Семеро их было, с семью мечами.

 

За прошедшие считанные мгновения сквозь Морвеера пронёсся шквал разнообразных чувств. Наслажденье триумфа, когда он увидел, что Коска пьёт из фляжки и, в полном неведении, обрекает себя на гибель. Ужас и безнадёжные поиски укрытия, когда старый наёмник объявил о намерении посетить нужник. Ошарашенность, когда Виктус достал из-под стола взведённый арбалет и наставил его Коске в спину. Снова триумф, когда Виктус принял собственную фатальную дозу самогона. Наконец ему пришлось зажать рот рукой, чтобы унять восторг, когда отравленный Коска нелепо бросился на отравленного соперника и двое сцепились, упали на пол и затихли в последнем объятии.

Определённо, ирония на иронии сидит, и иронией погоняет. Они так истово стремились убить друг друга, не подозревая, что Морвеер уже сделал за них всю работу.

С той же улыбкой на лице он извлёк заряженную иглу из потайного кармашка в складках своей стёганой наёмничьей куртки. Всегда первым делом убедись. В случае, если в каком-то из двух старых кровожадных наёмников ещё теплятся остатки жизни, легчайший укол этой сверкающей металлической колючкой с его собственным препаратом номер двенадцать надёжно их ликвидирует, всему миру на радость. Морвеер тихонько приоткрыл дверь сортира, лишь еле-еле скрипнув, и на цыпочках прокрался в комнату.

Столик опрокинули набок, рассыпав повсюду монеты и карты. Рядом на спине лежал Коска, левая рука неподвижно свисала. Тут же была и фляжка. Его обвивал Виктус, крохотный арбалетик по-прежнему стиснут в ладони, зажим на его конце помечен алым пятнышком крови. Морвеер преклонил колени перед умершими, подцепил свободной рукой тело Виктуса, и, кряхтя от усилий, скатил его в сторону.

Глаза Коски были закрыты, рот открыт, по щеке прочертила дорожку кровь из раны на лбу. Восково-бледная кожа, с безошибочно опознаваемым блеском смерти.

- Человек способен измениться? - глумился Морвеер. - Так много слов!

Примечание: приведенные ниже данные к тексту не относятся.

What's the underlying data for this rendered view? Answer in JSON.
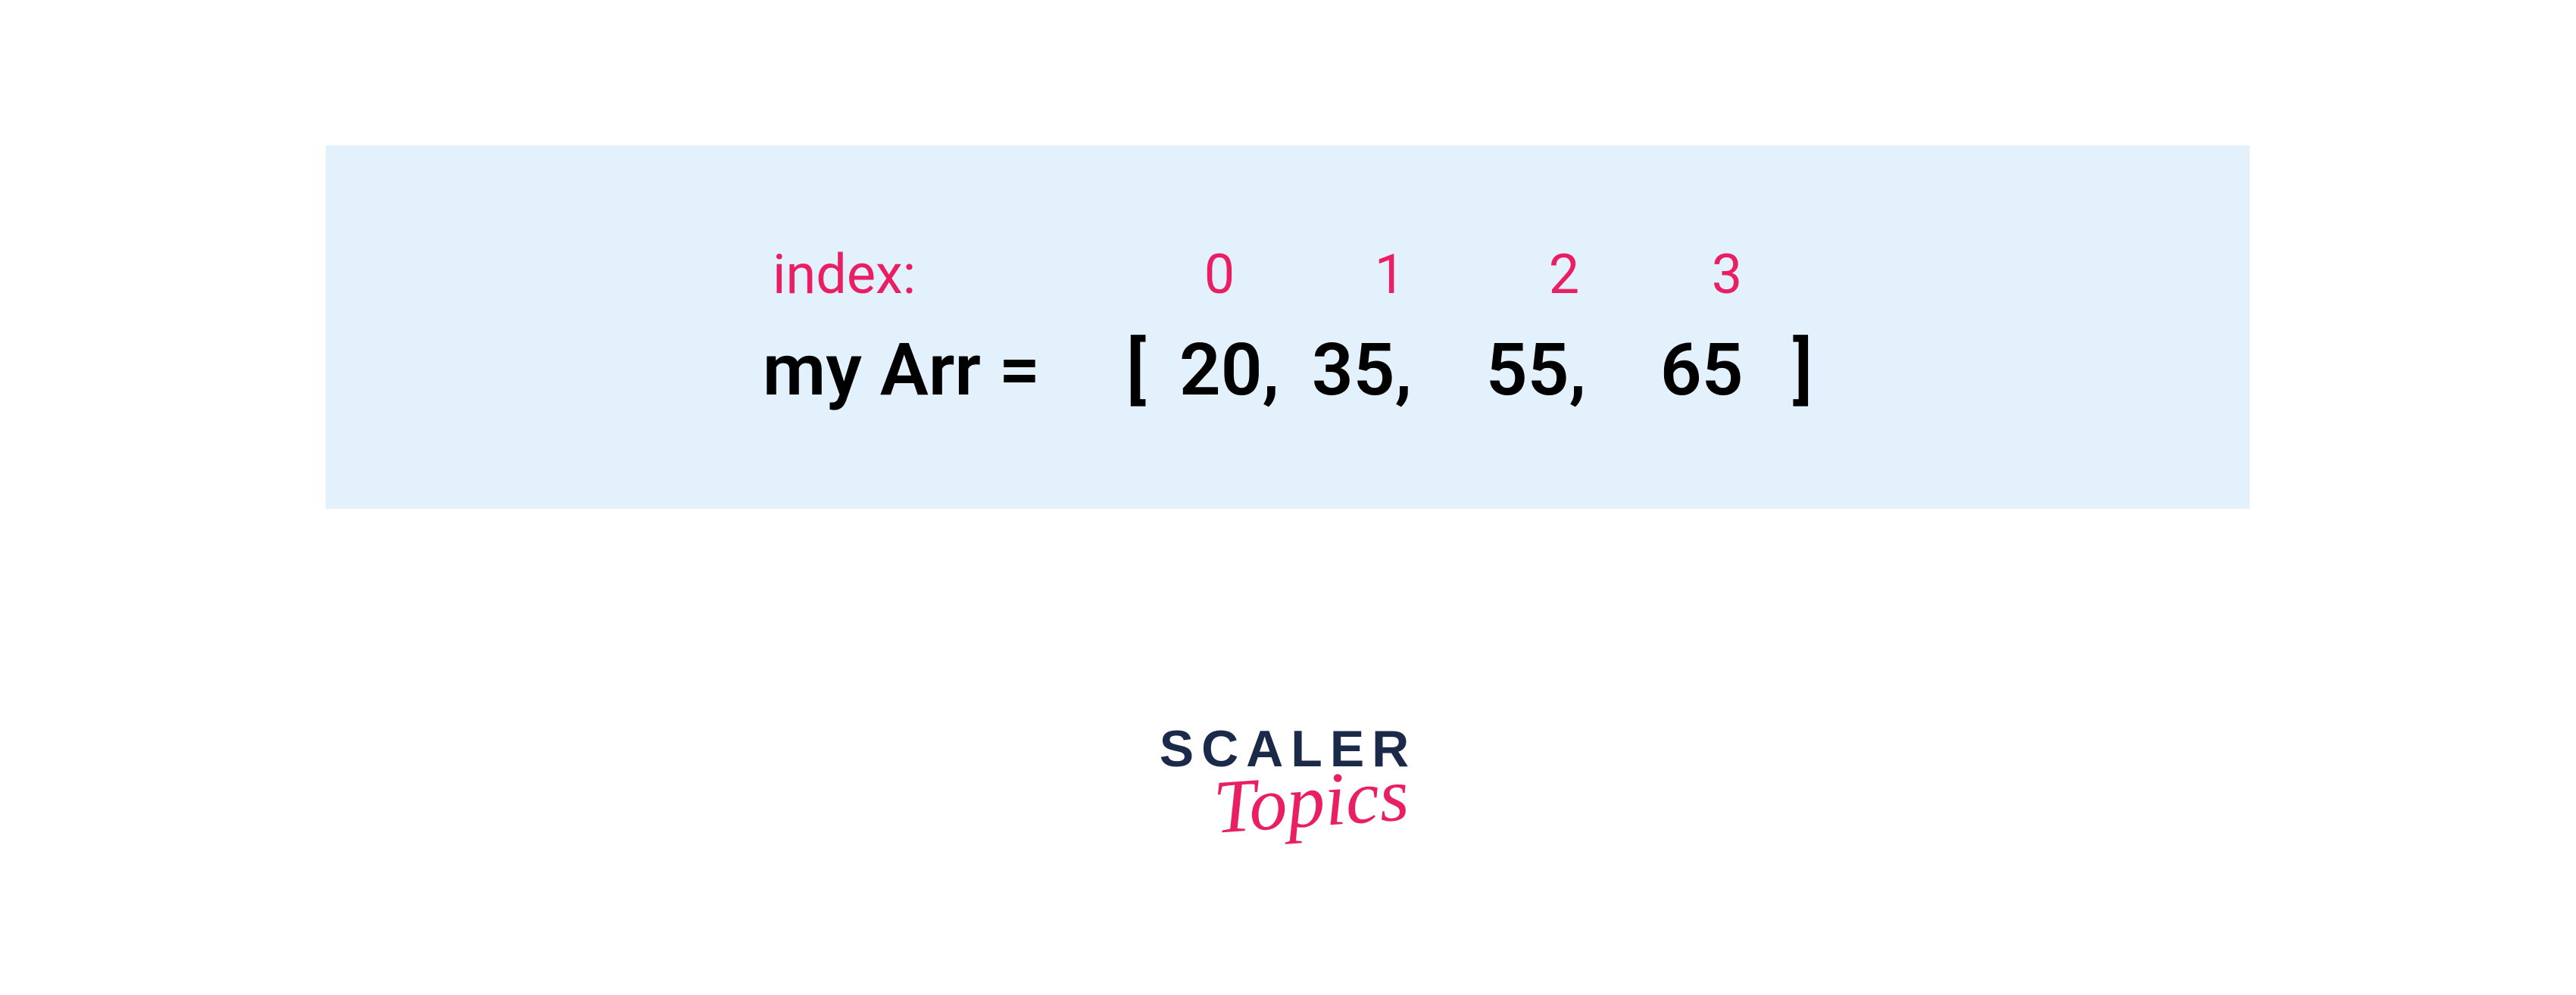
{
  "diagram": {
    "index_label": "index:",
    "indices": [
      "0",
      "1",
      "2",
      "3"
    ],
    "array_name": "my Arr = ",
    "bracket_open": "[ ",
    "values": [
      "20,",
      " 35,",
      " 55,",
      " 65"
    ],
    "bracket_close": "]"
  },
  "logo": {
    "line1": "SCALER",
    "line2": "Topics"
  },
  "colors": {
    "accent": "#e91e63",
    "box_bg": "#e3f1fd",
    "logo_dark": "#1c2a4a"
  }
}
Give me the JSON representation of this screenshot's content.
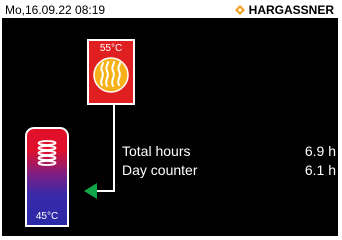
{
  "status_bar": {
    "datetime": "Mo,16.09.22 08:19",
    "brand": "HARGASSNER",
    "brand_logo_icon": "hargassner-diamond-logo"
  },
  "heater": {
    "temperature": "55°C",
    "icon": "flame-coils-icon",
    "color": "#e02020"
  },
  "buffer_tank": {
    "temperature": "45°C",
    "icon": "heating-coil-icon",
    "top_color": "#e0102a",
    "bottom_color": "#2a2aa8"
  },
  "flow": {
    "arrow_icon": "flow-arrow-left-icon",
    "arrow_color": "#11a64a"
  },
  "info": {
    "rows": [
      {
        "label": "Total hours",
        "value": "6.9 h"
      },
      {
        "label": "Day counter",
        "value": "6.1 h"
      }
    ]
  }
}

К его жутчайшему потрясению, Коска внезапно распахнул глаза.

К его ещё более жутчайшему потрясению, неописуемо страшная боль пронзила его живот. Он, судорожно содрогаясь, вдохнул глубоко, как только смог и испустил неземной вой. Посмотрев вниз, он всё понял - старый наёмник всадил нож ему в пах. Морвеер снова глотнул воздух. В отчаянии занёс руку.

Был негромкий отзвук шлепка, когда Коска схватил его запястье и резко вывернул вбок, от чего игла вонзилась в шею Морвеера. Наступила многозначительная пауза. Они оставались неподвижны - живою скульптурой: нож всё ещё в паху Морвеера, в его шее игла, которую держит его рука, которую держит рука Коски. Коска мрачно поднял глаза. Морвеер уставился вниз. Его веки напряглись. Его тело задрожало. Он не произнёс ни слова. О чём тут говорить? Последствия сокрушительно очевидны. Самый сильнодействующий яд из всех ему известных, стремительно несло от шеи в мозг, обволакивая окоченением конечности.

- Отравил виноградную бормотуху, да? - просипел Коска.

- Па, - булькнул Морвеер, уже неспособный складывать слова.

- Ты, что, забыл, что я пообещал тебе больше не пить? - Старый наёмник отпустил нож, пошарил по полу окровавленной рукой, нащупал фляжку, выверенным движением открутил колпачок и перевернул её. На пол выплеснулась белая жидкость. - Козье молоко. Слыхал, оно помогает пищеварению. Крепчайшая штука, что я брал в рот после Сипани, но нельзя же позволить всем об этом узнать. У меня здесь проверенная репутация, её надо поддерживать. Отсюда все и бутылки.

Коска спихнул с себя Морвеера. Сила моментально покинула руки отравителя, и он оказался неспособен сопротивляться. Ладони стукнулись о труп Виктуса. Уже едва ли чувствовалась шея. Мучительная боль в паху угасла до тупого подёргивания. Коска опустил на него взгляд.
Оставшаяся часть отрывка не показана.